My suspicion is that the musicians in my photo are really in the second movement.



This is my contribution to Sepia Saturday.
Click the link for more vintage out-of-focus photos.




14 comments:

Wendy said...

Only ever one negative -- now there is a bit of obvious information that I had never thought about before, but you have given it great significance that I appreciate.

I'm amused by the pianist's feet, crossed in both plates although he shifted positions, I think. No need for loud/soft? When I took piano lessons, I thought knowing when to use the pedal was a great trick.

After listening to the performance, I am surprised no one thought to compose for this trio before - the instruments seem very compatible.

whowerethey said...

What a great post!! I have yet to master the trick of reversing the negative, but you have done it well.
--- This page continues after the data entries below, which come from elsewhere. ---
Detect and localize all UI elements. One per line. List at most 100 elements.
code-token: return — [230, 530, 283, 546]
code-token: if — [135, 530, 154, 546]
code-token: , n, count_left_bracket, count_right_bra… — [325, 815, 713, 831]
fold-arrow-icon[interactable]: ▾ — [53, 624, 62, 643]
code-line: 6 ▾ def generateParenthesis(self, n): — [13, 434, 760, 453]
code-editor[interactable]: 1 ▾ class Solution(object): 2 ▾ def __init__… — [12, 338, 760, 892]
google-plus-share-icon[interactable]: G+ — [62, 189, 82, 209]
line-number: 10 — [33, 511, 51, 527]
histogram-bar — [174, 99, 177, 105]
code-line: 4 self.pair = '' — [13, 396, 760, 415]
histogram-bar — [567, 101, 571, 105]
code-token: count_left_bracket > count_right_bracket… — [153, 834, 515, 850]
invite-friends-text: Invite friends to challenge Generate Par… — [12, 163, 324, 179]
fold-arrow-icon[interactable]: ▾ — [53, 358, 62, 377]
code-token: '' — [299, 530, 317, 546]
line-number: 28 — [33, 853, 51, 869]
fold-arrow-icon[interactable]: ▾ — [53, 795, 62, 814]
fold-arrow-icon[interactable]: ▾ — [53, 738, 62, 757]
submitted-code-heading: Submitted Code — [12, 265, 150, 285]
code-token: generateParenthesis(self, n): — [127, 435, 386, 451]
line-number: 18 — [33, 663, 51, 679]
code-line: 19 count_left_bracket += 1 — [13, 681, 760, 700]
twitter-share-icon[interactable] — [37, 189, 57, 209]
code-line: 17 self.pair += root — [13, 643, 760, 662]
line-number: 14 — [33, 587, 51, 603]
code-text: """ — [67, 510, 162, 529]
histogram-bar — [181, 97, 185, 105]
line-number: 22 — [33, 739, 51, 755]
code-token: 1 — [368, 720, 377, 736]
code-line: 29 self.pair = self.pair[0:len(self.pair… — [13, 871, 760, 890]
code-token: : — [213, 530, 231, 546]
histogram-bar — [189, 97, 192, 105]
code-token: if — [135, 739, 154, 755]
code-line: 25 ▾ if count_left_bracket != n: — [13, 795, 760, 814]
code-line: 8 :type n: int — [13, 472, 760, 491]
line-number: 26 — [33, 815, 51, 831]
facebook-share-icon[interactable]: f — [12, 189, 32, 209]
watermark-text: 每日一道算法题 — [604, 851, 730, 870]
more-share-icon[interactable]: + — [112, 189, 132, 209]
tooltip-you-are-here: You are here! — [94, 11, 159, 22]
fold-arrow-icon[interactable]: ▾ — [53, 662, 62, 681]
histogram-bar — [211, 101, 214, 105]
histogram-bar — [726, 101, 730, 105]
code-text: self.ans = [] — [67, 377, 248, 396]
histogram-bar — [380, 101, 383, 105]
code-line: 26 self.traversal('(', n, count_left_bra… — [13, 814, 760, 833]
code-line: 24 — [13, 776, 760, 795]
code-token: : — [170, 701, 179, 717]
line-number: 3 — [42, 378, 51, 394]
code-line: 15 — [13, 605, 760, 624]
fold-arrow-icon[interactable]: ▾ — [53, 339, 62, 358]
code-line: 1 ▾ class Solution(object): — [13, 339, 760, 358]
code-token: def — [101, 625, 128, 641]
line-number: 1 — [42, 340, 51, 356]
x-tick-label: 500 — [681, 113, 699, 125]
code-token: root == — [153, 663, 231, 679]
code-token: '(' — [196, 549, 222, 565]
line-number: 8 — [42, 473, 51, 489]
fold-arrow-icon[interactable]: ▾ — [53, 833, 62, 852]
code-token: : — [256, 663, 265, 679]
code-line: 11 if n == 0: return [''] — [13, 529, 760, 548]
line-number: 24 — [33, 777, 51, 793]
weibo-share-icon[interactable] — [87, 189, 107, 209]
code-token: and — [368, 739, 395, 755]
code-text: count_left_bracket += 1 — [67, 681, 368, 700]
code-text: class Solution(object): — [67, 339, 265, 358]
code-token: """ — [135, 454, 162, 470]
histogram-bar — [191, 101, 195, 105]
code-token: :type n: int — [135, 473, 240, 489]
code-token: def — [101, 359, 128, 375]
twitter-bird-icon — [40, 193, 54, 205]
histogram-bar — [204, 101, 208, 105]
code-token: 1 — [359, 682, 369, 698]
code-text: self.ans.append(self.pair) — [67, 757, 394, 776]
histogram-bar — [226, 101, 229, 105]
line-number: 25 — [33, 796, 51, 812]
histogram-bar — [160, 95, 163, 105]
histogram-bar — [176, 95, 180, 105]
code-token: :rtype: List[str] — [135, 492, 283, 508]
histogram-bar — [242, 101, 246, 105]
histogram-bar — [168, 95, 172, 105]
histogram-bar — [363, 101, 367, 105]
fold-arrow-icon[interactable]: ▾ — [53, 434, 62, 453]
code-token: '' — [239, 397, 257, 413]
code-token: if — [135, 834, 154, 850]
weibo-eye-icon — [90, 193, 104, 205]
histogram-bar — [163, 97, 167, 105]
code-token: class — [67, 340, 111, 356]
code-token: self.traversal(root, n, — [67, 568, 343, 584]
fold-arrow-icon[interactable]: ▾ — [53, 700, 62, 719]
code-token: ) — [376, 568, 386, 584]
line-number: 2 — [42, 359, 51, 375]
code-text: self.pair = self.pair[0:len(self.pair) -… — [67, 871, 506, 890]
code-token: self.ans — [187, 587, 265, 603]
And a beautiful send off of music to inspire the day.

Alex Daw said...

As always, I am in awe of your detective work and knowledge...sigh....if only....

Boobook said...

Impressive detective work as always.

Sean Bentley said...

Back when I was in film school in the '70s, the class was horrified when informed that silver was running out and that soon we would no longer be able to take photographs. No one had any idea about computers and digital photography.

The Silver Fox said...

Very well researched. I'm quite impressed.

Postcardy said...

Maybe if you could identify the piano, it would indicate the country.

Deb Gould said...

My grandmother had a piano stool like that: you could spin round and round and round! Those plates are just exquisite...love them all!

Rosie said...

Great post! Amazing what could be done by then.

Nancy said...

What an interesting post, Mike. The information about the photographs itself is interesting but to learn about the music they probably played and is amazing. I always learn something when I read your Sepia Saturday posts!

TICKLEBEAR said...

I bow to you!!
That a single composition could reunite these three instruments
at the time is impressive.
And what a lovely composition.
I love Brahms!!
:)~
HUGZ

Kristin said...

Really nice that you could identify the piece of music they are playing.

Sharon said...

A really enjoyable post Mike. I have a really large box of negatives (from more recent times) which need to be converted to digital.........but can't seem to find the time to do it.

Elaine Fine said...

Perhaps there could be a clue to the identity of these musicians from the art on the walls. There's no question that the piece is Brahms. It is a posed picture, so the pianist's crossed feet are probably his resting position. I love this mystery!